Drimys brasiliensis

Scientific classification
- Kingdom: Plantae
- Clade: Tracheophytes
- Clade: Angiosperms
- Clade: Magnoliids
- Order: Canellales
- Family: Winteraceae
- Genus: Drimys
- Species: D. brasiliensis
- Binomial name: Drimys brasiliensis Miers

= Drimys brasiliensis =

- Genus: Drimys
- Species: brasiliensis
- Authority: Miers

Species of flowering plant

Drimys brasiliensis is a broadleaf evergreen tree of family Winteraceae. it is native to Atlantic Forest of eastern Brazil, western Paraguay, and northwestern Argentina, and to Bolivia.

==Description==
Drimys brasiliensis is an evergreen shrub or small tree. It grows from 2 to eight meters high, with a dense rounded crown. It has a short cylindrical bole up to 30 to 40 cm in diameter. It has white flowers.
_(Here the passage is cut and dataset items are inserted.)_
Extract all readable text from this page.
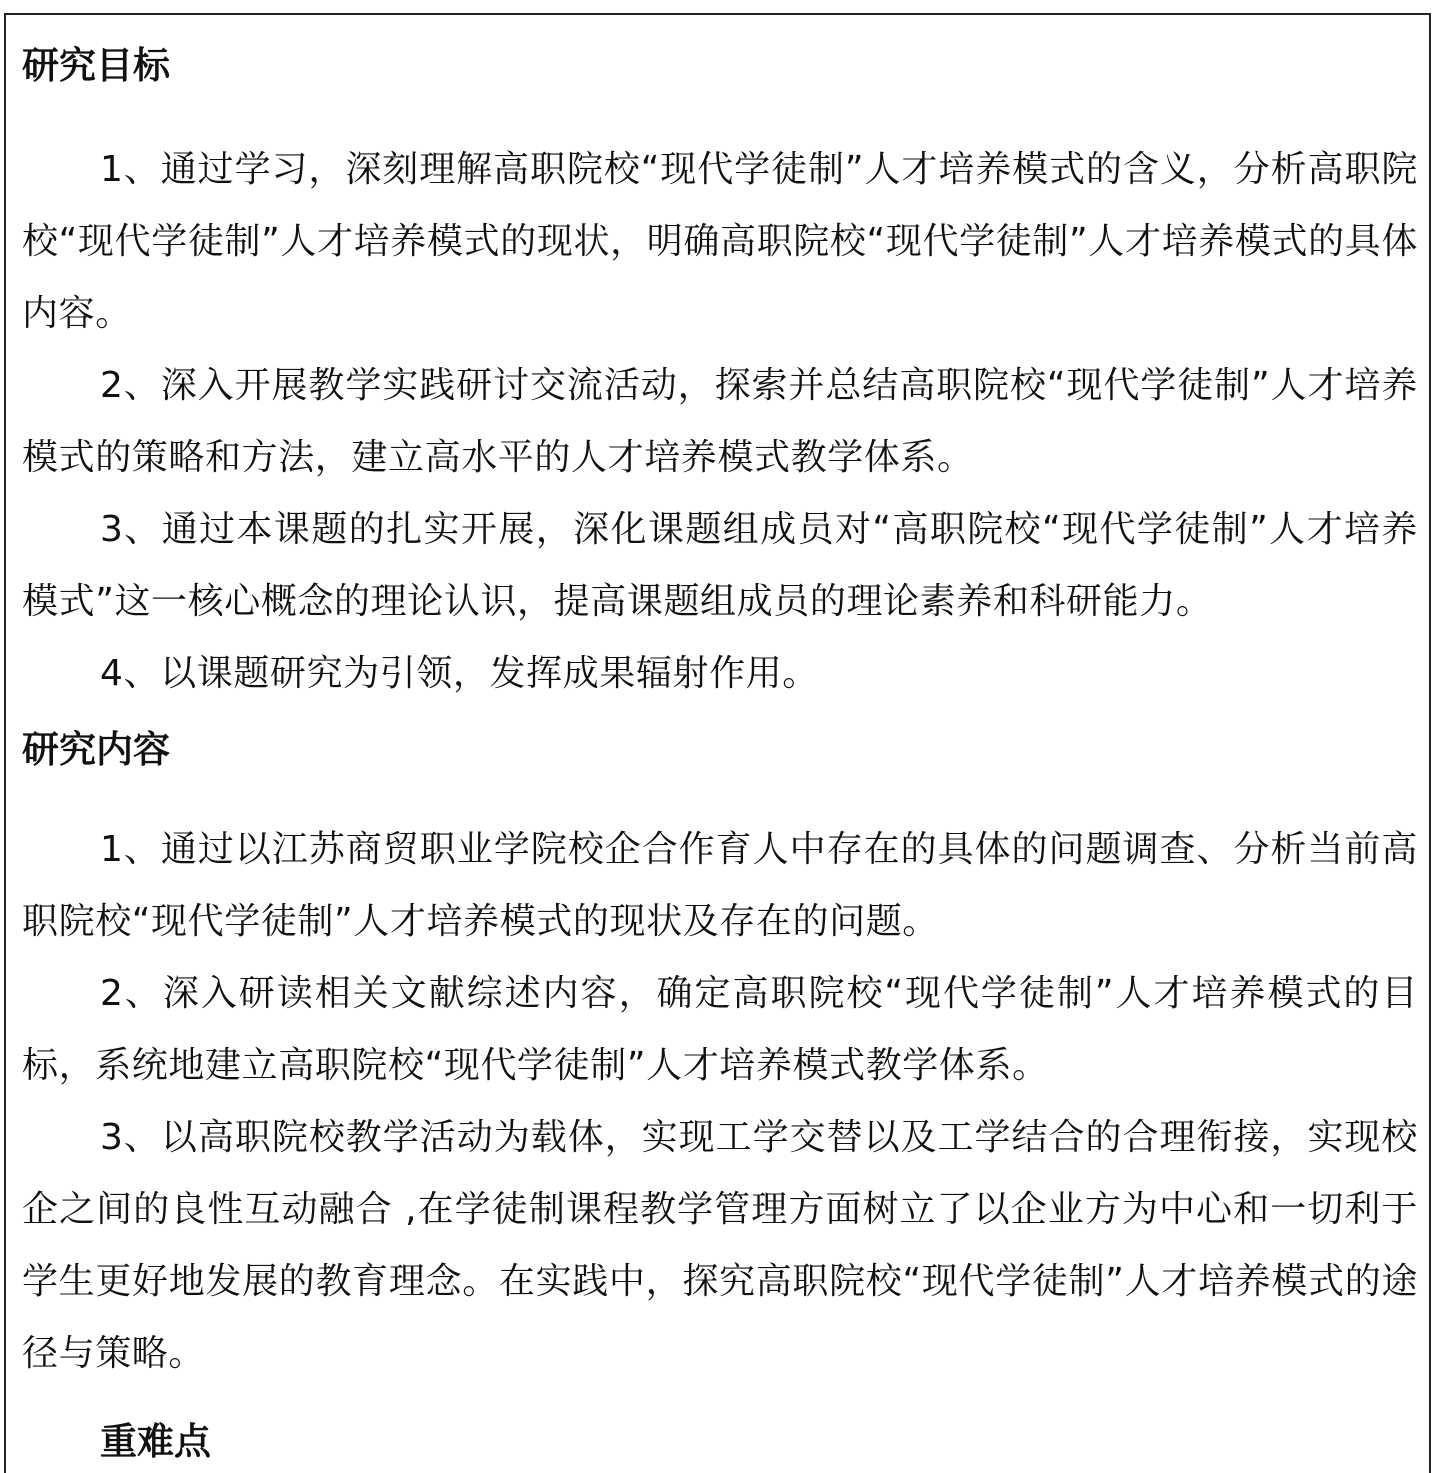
研究目标

1、通过学习，深刻理解高职院校“现代学徒制”人才培养模式的含义，分析高职院校“现代学徒制”人才培养模式的现状，明确高职院校“现代学徒制”人才培养模式的具体内容。

2、深入开展教学实践研讨交流活动，探索并总结高职院校“现代学徒制”人才培养模式的策略和方法，建立高水平的人才培养模式教学体系。

3、通过本课题的扎实开展，深化课题组成员对“高职院校“现代学徒制”人才培养模式”这一核心概念的理论认识，提高课题组成员的理论素养和科研能力。

4、以课题研究为引领，发挥成果辐射作用。

研究内容

1、通过以江苏商贸职业学院校企合作育人中存在的具体的问题调查、分析当前高职院校“现代学徒制”人才培养模式的现状及存在的问题。

2、深入研读相关文献综述内容，确定高职院校“现代学徒制”人才培养模式的目标，系统地建立高职院校“现代学徒制”人才培养模式教学体系。

3、以高职院校教学活动为载体，实现工学交替以及工学结合的合理衔接，实现校企之间的良性互动融合 ,在学徒制课程教学管理方面树立了以企业方为中心和一切利于学生更好地发展的教育理念。在实践中，探究高职院校“现代学徒制”人才培养模式的途径与策略。

重难点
It typically grows as a shrub in the northern, tropical part of its range, and can grow taller and more tree-like in the southern, sub-tropical portion of its range.

==Range and habitat==
Drimys brasiliensis grows in eastern Brazil, ranging from the northeast to the southeast, along with the adjacent areas of western Paraguay and northwestern Argentina (Misiones Province). It is also found in Bolivia. It is characteristic of the Atlantic Forest, generally found in highlands in the northern tropical portion of the range, and at lower elevations in the subtropical south. It is found in rain forest, dryland forest, and savanna habitats.

It is a common canopy tree in the montane cloud forests of the Serra do Mar coastal forests of southeastern Brazil.

==Subspecies==
Three subspecies are recognized:
- Drimys brasiliensis subsp. brasiliensis
- Drimys brasiliensis subsp. subalpina Ehrend., Silberb.-Gottsb. & Gottsb.
- Drimys brasiliensis subsp. sylvatica (A.St.-Hil.) Ehrend., Silberb.-Gottsb. & Gottsb.

==Uses==
The bark is aromatic, with antiscorbutic, antispasmodic, astringent, diaphoretic, stomachic, and tonic properties. It is used to treat intestinal colic and various other digestive disorders and chronic catarrh.

The wood is easily-worked, moderately heavy, and fragrant. It has low durability when exposed to elements, and is used for interior carpentry, boxes, etc. The wood is also used for fuel and to make charcoal.